Laman

Sabtu, 07 November 2020

IDEALITAS PERSONAL DAN IDEALITAS SOSIAL DALAM PUISI


Catatan Kesan atas Puisi-Puisi Herry Lamongan

Oleh A. Syauqi Sumbawi

 

 

Salah satu keunikan manusia adalah upayanya untuk memahami diri sendiri. Kendati para ahli—terutama yang concern dalam kajian filsafat manusia—telah menawarkan berbagai konsep ilmiah yang variatif dari berbagai perspektif, namun hal tersebut tampaknya belum cukup memadai, serta bukan merupakan proyeksi manusia yang sebenarnya. Walhasil, permasalahan manusia tetap menjadi sebuah misteri, dimana seluruh peristiwa yang berkaitan dengannya menjadi kauniyah.

Manusia adalah makhluk puitika, barangkali dapat dikatakan sebagai salah satu konsep mengenai manusia dalam konteks keterlibatannya dengan “dunia puisi”, dimana “moment puitika” merupakan syarat untuk “menjadi”, baik dalam mencipta, membaca, maupun mengapresiasi karya puisi. Dengan moment puitika pula, manusia membuat jarak dari kehidupan sehari-hari. Bukan terpisah, tetapi menjadikannya sebagai “medan makna”, sehingga melahirkan sesuatu yang indah, yakni bermakna untuk kemanusiaan.

Proses di atas, tidak lain merupakan catatan kesan penulis atas beberapa puisi Herry Lamongan, dimana berbagai peristiwa dalam kehidupan sehari-hari—yang tampaknya biasa—di hadapan penyair berubah menjadi moment puitika. Di sini, pada titik ketersambungan historis antar peristiwa—terutama antara idealitas dan realitas—, potensi makna bermanifestasi dalam bentuknya kali ini, yaitu “Kembali ke Taman”, “Perantaan Saat Senja”, “Kwartin Desember, “Gambarmu Memanggil-manggil”, “Orasi Musim Kampanye”, Ujung Satu Benturan,” danDendang Kecil.”        

Ketersambungan antara idealitas dan realitas merupakan kesan yang paling tampak atas puisi “Kembali Ke Taman”.

 

KEMBALI KE TAMAN

 

Sekian lama berhenti saja

Pentas-pentasmu dalam angan

Engkau berlalu sendiri-sendiri terpisahkan jarak

 

Engkau biar berduka sebuah rabu diam tergantung

Sebuah sore yang terlanjur mapan

Berantakan pudar, lusuh dan berkarat

 

Kembali ke taman

Tersisa murung dinding usia lapuk pelahan

Engkau semakin lelap dalam gigil

Perjalanan harus dimulai dari awal

Dari serpih kenangan yang pernah engkau nyanyikan

Di masa lalu

 

Terjaga di pintu terbuka

Lupakan yang pergi

Catat yang mekar dengan kilau doa

Dengan kibar semangat

 

Secara keseluruhan, puisi ini menyiratkan romantisme dinamis, sekaligus menjadi jembatan yang menghubungkan antara realitas statis menuju idealitas gerak di dalamnya.

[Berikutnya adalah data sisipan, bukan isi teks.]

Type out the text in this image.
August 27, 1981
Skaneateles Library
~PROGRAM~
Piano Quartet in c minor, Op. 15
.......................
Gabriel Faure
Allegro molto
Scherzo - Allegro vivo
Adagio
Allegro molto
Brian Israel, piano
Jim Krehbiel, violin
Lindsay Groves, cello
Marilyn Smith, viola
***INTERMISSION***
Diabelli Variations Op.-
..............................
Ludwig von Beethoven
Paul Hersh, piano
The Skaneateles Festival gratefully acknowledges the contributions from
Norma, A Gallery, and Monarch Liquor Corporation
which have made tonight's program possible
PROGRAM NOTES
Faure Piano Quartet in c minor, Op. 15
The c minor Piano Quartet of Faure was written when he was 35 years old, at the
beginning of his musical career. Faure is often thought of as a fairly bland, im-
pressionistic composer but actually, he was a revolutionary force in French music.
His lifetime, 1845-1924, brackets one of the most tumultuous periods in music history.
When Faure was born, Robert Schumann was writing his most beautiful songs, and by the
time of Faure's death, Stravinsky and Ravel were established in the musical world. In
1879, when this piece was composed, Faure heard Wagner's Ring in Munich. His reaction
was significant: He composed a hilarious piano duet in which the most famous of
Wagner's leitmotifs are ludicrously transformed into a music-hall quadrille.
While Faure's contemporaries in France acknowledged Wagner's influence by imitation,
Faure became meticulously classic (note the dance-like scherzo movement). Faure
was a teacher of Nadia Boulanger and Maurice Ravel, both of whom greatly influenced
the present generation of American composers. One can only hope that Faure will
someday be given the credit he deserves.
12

Idealitas gerak yang memberikan kebahagiaan. Dengan konteks aktivitas dunia kesenian, puisi ini menyapa untuk melanjutkan yang semestinya, seperti pintu terbuka bagi langkah-langkah kita, keluar dari sepi yang rugi. Pada spektrum yang lebih luas, puisi ini juga memproyeksikan dinamika idealitas humanisme universal, baik individu maupun sosial, terkait prinsip dualisme dalam kehidupan itu sendiri, seperti siang dan malam, yang mensyaratkan harmonisasi.

  

PRATAAN SAAT SENJA

 

Memasuki gelombang bukit-bukitmu

Matahari bergulir redup

Lingsir menyuci dedaun jati di Prataan

di sungai rindumu yang berangkat siang tadi

 

Senyummu berkebaran lepas dari jerat tahun

Jerat jam kerja yang rutin berulang-ulang,

Hari senja pada Desember yang senja

Tenda-tenda ditegakkan

Hirup pikuk diungsikan

Kita sewa sepi di jantung Tuban paling dalam

 

 

Pada puisi “Perantaan Saat Senja”, romantisme muncul menjadi semangat untuk menepi dari rutinitas yang dianggap normal. Bukan sekadar mengusir kebosanan atau mencari hiburan, tetapi lebih merupakan sebuah gerak reflektif, yang telah berubah mewah dan langka oleh profanitas keseharian. Gerak reflektif yang disengaja untuk menyentuh idealitas yang sakral.        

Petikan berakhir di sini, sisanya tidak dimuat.